“Exactly what is going on in this piece of music? Is there just one melody? Are there several melodic lines being played at the same time? Are chords being played? Is it busy with constant activity? Is it simple and clear in its sound?”

All of these questions can be answered by understanding texture. Texture is an overall description of what is going on with the musical parts. In discussing the nature of a piece of music we can say that it is thick, thin, heavy, or light. These words all refer to the texture of the composition.

There are three types of texture — monophonic, homophonic, and polyphonic. Monophonic music, as the name mono indicates, consists of one single musical line. Nothing else is happening or interfering with this melody. When you sing, hum, or whistle a tune by yourself, you are performing a monophonic song. Gregorian chant and almost all other music of the Middle Ages was monophonic. Several people singing the exact same melody performed it. When two or more people are performing the same notes at the same time, they are playing in unison.

Music with a homophonic texture has a melody that is accompanied by chords. All of the parts either move together or the chords have a simple rhythm that does not detract from the melody. Homophonic texture is most common in popular music of all kinds. Folk music, church hymns, and Christmas songs are almost always homophonic.

Polyphonic music consists of two or more independent musical lines that are played at the same time. Another name for polyphonic texture is counterpoint which literally means “point against point,” or in more musical terms “note against note.” There are often four or more independent parts being played at once in a polyphonic piece.

There are two types of polyphony — imitative and free. Imitative counterpoint, like the name suggests, features one line that is imitated by another. When the parts are copied exactly it is called a canon. A simple version of a canon is a round. Think back to when you sang Row, Row, Row Your Boat, which is a perfect example of a round. In performing this piece, the first group sings “Row, row, row, your boat, gently down the stream,” at which point the second group enters and sings the exact same words with the exact same pitches. On the opposite end of the counterpoint spectrum, when there is no imitation involved in the polyphony, it is called free counterpoint.

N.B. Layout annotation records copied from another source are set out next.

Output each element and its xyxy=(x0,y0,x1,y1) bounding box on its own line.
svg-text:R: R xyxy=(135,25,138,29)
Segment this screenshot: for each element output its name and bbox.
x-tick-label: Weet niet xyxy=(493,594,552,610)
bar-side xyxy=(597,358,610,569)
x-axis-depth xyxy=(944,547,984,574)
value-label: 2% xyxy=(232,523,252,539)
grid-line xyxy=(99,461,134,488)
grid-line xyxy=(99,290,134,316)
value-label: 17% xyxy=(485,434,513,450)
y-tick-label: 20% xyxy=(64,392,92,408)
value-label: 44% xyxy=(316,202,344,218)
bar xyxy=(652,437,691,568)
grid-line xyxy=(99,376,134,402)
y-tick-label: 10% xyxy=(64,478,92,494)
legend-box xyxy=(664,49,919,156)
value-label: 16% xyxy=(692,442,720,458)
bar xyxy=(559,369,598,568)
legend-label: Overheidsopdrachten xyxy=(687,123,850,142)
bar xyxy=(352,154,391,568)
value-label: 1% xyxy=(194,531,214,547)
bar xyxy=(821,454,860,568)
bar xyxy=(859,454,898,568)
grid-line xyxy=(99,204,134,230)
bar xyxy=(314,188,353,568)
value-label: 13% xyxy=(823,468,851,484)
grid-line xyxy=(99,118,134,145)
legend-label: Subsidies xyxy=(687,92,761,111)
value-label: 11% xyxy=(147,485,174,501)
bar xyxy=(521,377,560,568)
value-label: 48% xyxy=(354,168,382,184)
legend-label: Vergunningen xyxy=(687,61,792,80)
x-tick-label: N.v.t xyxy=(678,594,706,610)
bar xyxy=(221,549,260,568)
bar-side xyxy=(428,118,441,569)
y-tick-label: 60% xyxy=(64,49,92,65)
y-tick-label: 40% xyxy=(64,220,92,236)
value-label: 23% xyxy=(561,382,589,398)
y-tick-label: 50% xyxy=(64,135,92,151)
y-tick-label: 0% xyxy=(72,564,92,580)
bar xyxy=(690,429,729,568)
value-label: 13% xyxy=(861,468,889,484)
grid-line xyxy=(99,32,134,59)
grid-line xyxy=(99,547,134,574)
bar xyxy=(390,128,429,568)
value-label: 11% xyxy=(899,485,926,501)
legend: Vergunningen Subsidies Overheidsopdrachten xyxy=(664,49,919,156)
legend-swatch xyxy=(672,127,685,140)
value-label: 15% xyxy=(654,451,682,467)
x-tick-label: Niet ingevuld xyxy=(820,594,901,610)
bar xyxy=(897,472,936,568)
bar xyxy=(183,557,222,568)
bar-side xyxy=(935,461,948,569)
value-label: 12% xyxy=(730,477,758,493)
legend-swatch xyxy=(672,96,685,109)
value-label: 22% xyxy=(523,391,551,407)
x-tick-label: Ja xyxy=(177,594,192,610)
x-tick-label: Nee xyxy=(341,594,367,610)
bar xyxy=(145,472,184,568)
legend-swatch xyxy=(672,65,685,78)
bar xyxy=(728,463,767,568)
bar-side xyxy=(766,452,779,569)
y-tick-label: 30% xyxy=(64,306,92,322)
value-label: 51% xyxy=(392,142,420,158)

In the late middle ages composers started writing polyphonic music to contrast the monophony of Gregorian chant. In the renaissance, the Mass, motet, and madrigal were almost entirely polyphonic, with as many as five separate vocal lines being sung at once. The baroque era brought a significant change to texture. The most important part was the melody and chords in a homophonic texture accompanied it. By the late baroque though, counterpoint was gaining in importance, especially in the music of Bach.

Texture in the classical era was predominantly homophonic with an emphasis on melodies in the higher ranges. The romantic era was also mainly homophonic, but as the music became more complex and as orchestras grew in size, the texture became much thicker and heavier. With the twentieth century spirit of “anything goes,” we have seen every type of texture.